Social Isolation : What Are The Consequences?

Recent studies carried out at Duke University in the United States show that people living in western civilisations are becoming more socially isolated. In The United States alone nearly a quarter of the population have no meaningful social contact whatsoever. This figure has doubled since similar research was carried out in 1985. Over 50% of Americans also reported having no close friends outside of their immediate family.  What has caused this dramatic increase?

In recent years we have all experienced an increase in the amount of time we spend stuck in traffic, sat staring at a computer screen both at home and at work, or plugged into our iPod or similar device. We are working longer hours and eating more convenience food. The extended family has broken down and we are much more likely to be able to live alone – the list goes on and on.
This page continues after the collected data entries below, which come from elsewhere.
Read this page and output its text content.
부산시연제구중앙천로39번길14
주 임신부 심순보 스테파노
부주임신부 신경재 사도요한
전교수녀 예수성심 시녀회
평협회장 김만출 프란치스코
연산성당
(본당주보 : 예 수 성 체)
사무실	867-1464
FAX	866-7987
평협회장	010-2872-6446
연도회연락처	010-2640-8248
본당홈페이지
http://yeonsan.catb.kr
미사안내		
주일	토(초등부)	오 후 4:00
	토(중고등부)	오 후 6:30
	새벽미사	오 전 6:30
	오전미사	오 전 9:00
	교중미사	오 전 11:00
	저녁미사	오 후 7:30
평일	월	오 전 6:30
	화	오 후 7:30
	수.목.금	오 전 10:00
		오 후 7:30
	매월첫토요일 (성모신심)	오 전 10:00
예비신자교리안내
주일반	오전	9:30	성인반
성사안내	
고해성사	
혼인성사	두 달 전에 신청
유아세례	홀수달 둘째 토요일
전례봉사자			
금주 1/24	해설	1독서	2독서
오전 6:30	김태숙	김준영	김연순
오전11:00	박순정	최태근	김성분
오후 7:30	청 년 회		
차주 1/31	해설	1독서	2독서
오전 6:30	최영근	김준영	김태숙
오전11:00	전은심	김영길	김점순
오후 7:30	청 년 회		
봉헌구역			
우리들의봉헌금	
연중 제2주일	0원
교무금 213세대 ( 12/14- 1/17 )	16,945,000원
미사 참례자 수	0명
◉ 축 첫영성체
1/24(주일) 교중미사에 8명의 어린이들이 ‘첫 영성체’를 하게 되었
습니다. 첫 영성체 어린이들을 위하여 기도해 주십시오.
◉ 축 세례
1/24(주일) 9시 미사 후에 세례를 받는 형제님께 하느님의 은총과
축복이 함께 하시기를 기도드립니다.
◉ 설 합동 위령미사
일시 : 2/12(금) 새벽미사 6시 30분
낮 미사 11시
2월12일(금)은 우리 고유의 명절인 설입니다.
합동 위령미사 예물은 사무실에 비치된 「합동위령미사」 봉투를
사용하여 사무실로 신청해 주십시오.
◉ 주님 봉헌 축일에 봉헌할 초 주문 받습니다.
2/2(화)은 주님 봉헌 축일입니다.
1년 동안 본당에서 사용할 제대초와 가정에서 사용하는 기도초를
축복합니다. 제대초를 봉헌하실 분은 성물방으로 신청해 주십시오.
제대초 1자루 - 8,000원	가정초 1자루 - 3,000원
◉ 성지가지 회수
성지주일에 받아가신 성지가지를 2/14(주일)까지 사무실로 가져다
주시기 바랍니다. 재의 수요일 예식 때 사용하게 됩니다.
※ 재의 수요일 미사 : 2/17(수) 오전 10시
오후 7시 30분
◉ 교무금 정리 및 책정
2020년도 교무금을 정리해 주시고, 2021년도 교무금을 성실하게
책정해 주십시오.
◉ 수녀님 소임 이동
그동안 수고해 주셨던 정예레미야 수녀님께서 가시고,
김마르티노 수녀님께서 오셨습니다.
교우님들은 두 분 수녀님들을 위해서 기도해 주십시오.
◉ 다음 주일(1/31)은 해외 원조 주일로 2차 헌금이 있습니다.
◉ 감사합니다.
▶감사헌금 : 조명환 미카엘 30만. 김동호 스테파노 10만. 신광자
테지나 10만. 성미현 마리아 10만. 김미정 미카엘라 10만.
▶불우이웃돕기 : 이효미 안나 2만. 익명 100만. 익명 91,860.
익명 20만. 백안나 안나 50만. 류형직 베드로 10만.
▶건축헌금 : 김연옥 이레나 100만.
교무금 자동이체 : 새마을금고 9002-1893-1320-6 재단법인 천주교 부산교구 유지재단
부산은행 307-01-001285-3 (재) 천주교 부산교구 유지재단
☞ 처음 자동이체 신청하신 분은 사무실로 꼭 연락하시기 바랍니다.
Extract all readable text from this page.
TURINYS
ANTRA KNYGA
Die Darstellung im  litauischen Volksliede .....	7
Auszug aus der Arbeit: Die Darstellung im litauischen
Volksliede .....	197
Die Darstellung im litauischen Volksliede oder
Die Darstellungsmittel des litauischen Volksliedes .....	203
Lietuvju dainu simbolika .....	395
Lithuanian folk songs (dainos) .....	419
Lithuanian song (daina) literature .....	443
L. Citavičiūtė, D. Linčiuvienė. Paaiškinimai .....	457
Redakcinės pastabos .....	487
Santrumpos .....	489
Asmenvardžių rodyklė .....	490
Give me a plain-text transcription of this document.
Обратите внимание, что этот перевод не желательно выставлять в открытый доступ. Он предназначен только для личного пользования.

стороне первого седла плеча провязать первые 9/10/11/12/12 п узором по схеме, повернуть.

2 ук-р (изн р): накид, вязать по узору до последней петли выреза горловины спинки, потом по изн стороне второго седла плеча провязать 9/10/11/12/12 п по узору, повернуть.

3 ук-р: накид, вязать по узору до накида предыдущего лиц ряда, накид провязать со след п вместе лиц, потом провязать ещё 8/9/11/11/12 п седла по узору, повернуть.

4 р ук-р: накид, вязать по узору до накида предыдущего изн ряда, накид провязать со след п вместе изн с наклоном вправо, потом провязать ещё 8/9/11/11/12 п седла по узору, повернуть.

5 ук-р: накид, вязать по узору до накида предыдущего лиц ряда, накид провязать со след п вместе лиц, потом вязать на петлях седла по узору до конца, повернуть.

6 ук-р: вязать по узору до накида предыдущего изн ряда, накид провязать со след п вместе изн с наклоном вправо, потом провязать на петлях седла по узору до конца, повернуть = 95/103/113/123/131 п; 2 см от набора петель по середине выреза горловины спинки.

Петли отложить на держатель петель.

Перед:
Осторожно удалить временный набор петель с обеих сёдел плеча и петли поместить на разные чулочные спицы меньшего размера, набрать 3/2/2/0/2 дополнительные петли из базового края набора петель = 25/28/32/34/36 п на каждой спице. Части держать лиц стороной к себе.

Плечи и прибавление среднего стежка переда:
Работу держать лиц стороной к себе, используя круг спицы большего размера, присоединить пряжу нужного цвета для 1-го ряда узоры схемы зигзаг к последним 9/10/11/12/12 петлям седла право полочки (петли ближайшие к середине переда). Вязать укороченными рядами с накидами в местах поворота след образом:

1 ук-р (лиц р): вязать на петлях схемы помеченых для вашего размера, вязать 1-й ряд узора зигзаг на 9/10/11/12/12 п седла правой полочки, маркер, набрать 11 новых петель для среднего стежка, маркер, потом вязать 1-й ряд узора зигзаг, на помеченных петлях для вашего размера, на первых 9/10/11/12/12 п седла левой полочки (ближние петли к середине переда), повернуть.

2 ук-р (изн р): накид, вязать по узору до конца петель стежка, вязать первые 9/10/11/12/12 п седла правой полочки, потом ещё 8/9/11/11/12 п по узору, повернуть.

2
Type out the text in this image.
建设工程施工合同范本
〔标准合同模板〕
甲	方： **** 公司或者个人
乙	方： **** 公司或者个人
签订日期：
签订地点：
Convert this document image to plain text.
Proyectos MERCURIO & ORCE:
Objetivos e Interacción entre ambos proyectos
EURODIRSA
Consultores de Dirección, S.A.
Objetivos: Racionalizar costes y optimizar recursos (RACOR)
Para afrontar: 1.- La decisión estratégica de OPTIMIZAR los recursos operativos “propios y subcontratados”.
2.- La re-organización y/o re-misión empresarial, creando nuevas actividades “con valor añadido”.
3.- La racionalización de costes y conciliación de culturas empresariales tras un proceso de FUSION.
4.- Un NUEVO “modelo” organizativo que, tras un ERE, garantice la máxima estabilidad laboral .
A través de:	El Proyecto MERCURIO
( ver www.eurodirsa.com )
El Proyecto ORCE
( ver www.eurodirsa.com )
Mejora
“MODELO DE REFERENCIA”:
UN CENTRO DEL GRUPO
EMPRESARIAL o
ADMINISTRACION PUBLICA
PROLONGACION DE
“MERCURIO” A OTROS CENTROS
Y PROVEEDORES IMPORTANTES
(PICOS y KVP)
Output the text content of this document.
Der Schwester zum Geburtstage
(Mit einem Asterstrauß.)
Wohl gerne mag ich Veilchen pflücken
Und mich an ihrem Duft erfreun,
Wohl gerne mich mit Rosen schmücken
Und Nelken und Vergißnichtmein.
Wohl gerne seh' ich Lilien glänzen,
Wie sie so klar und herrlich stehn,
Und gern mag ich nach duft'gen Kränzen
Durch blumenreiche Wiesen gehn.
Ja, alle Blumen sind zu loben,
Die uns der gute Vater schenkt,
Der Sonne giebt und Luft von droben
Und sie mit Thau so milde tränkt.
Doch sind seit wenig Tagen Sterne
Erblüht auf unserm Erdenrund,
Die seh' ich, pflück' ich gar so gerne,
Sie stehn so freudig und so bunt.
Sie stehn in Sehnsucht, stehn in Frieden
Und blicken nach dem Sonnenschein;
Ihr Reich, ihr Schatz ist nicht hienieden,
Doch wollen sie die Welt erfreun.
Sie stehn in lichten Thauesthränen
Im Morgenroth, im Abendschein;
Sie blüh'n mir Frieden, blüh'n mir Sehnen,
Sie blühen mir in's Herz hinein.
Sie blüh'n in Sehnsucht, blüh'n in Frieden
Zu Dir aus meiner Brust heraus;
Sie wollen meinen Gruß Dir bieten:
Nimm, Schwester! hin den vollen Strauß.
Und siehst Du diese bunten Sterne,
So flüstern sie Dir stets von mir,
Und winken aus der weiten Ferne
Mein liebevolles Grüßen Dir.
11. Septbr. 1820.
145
Were we really designed to live this way? If you look back over the history of the human race we used to live in close knit communities. Businesses would hold family days and you were less likely to work outside of your county. People lived and worked together in small communities. In the town where I live the last train crash happened 100 years ago. Local residents went to the train station to offer assistance, and in many cases helped people who had been stranded by giving them a bed to sleep in for the night. Would this happen today?

The truth is we have started to become hermetically sealed in our homes. We are never too far from the TV, the DVD, the computer or our mobile phone. Friendships and relationships have been replaced by screens and gadgets. We text, email or twitter rather than actually engage each other on a richer level. Yet all the while we claim that family and friendship is more important than money, status and technology.  So what are the consequences of this increase in social isolation?

Psychologists believe that increased isolation can lead to the onset of depressive illness and in some cases addiction.  In fact depression is on the increase year-on-year. So what can we do to break this cycle? Make a promise to yourself that from today your friendships and relationships will be your highest priority, and say it with conviction. Remind yourself that having personal and meaningful contact with friends and family can make life richer and more rewarding.